Revue adverse (2026-07-20) — à intégrer

Un adversaire a réfuté le brief (6 constats). À lire au filtre de l'Objectif ci-dessus (forme, pas sécurité). Les critiques purement sécurité — contenu en clair lisible (#4), marqueurs forgeables — sont ACCEPTÉES / hors-scope : le polyfill ne cherche pas à les empêcher. Restent les vrais défauts de FORME / rigueur (à corriger), et une question de modèle futur (#5) :

  1. WriteCap oublié, et « possession » y est FAUX. L'écriture est membership/permissions (AddMember) — une liste d'autorisation, pas de la possession de clé (réf §1) ; ng-proxy.ts:28-48 garde chaque sparql_update. → garder une piste WriteCap = membership ; la possession ne concerne QUE la lecture.
  2. P2 « possession sans crypto » = l'ACL renommée.

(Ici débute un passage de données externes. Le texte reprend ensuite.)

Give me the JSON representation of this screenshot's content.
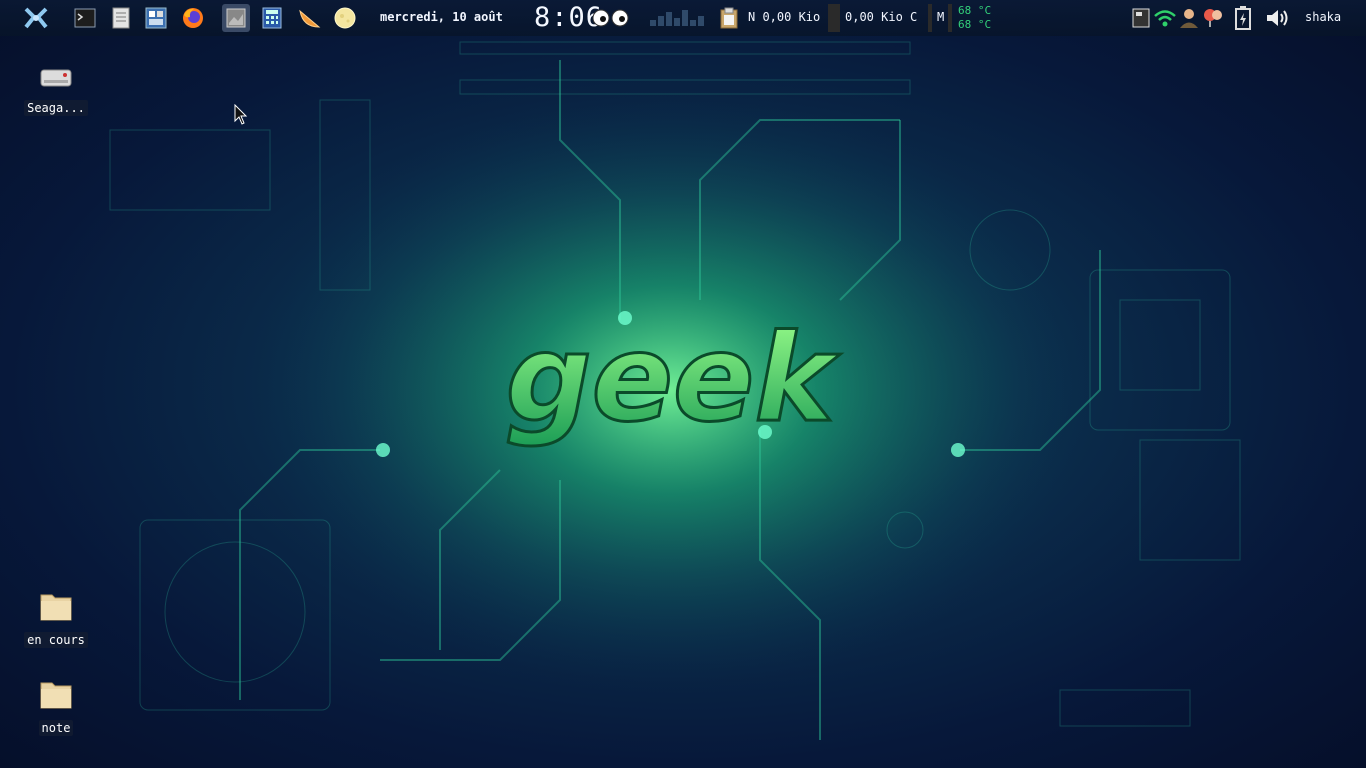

Sans crypto, « qui détient quel token » = Map<doc, Set<holder>> = le readers actuel : aucun delta observable. Les vrais deltas sont durabilité + cap-less + re-partage par le détenteur — c'est ÇA le contenu de P2, pas « inverser l'ACL ».
  3. Révocation non-rétroactive INÉMULABLE sans versioning : read-model.ts:112-118 ne lit que l'état courant → « invalider l'ancien token » = retrait total = l'inverse du réel (l'ex-détenteur déchiffre les versions antérieures). → n'émuler que « plus de nouvelles lectures après re-key » + documenter la non-rétroactivité comme non-émulable.
  4. cap-less « sans exposer le contenu » ILLUSOIRE dans l'émulation : contenu en clair dans le wallet partagé ; sparqlQuery/inbox.read bypass le filtre ; read-filter.ts:30-35 est tout-ou-rien. → l'anonymat cap-less exige soit du vrai crypto, soit une projection read-model masquée (compter sans lire). « Remplacement pas refonte » est surévalué.
  5. Keyless-fetch = INFÉRÉ et load-bearing : ajouter un spike P0 qui le vérifie avant P1 (sinon le modèle — polyfill ET Festipod — est inconstruisible).
  6. Migration ≠ swap d'API. declareConnections se re-joue chaque session parce que la map est éphémère ; des scellages durables déplacent le grant à l'acceptation de connexion + persistent « déjà scellé » — pas d'analogue de protectedDocsOf + la boucle de re-dérivation. Re-architecture consommateur.
  7. (Plausible) livrer un cap par inbox async ne re-déclenche pas watchShape (souscrit aux docs de données, pas aux caps) → vues illisibles périmées jusqu'à un autre changement. → prévoir un signal de mutation de caps.

Conséquence : ajouter en tête P0 (spike keyless-fetch) et une piste WriteCap distincte ; requalifier P2 (le vrai contenu = durabilité + cap-less + re-partage, pas « inverser l'ACL ») ; acter que sans crypto, la privacy de lecture n'est pas applicable (choisir : vrai crypto vs projection masquée).

Liens : readcap-and-nuri-model.md, packages/client/src/caps.ts. Côté consommateur, le brief Festipod « réaligner les inscriptions » dépend de ce chantier.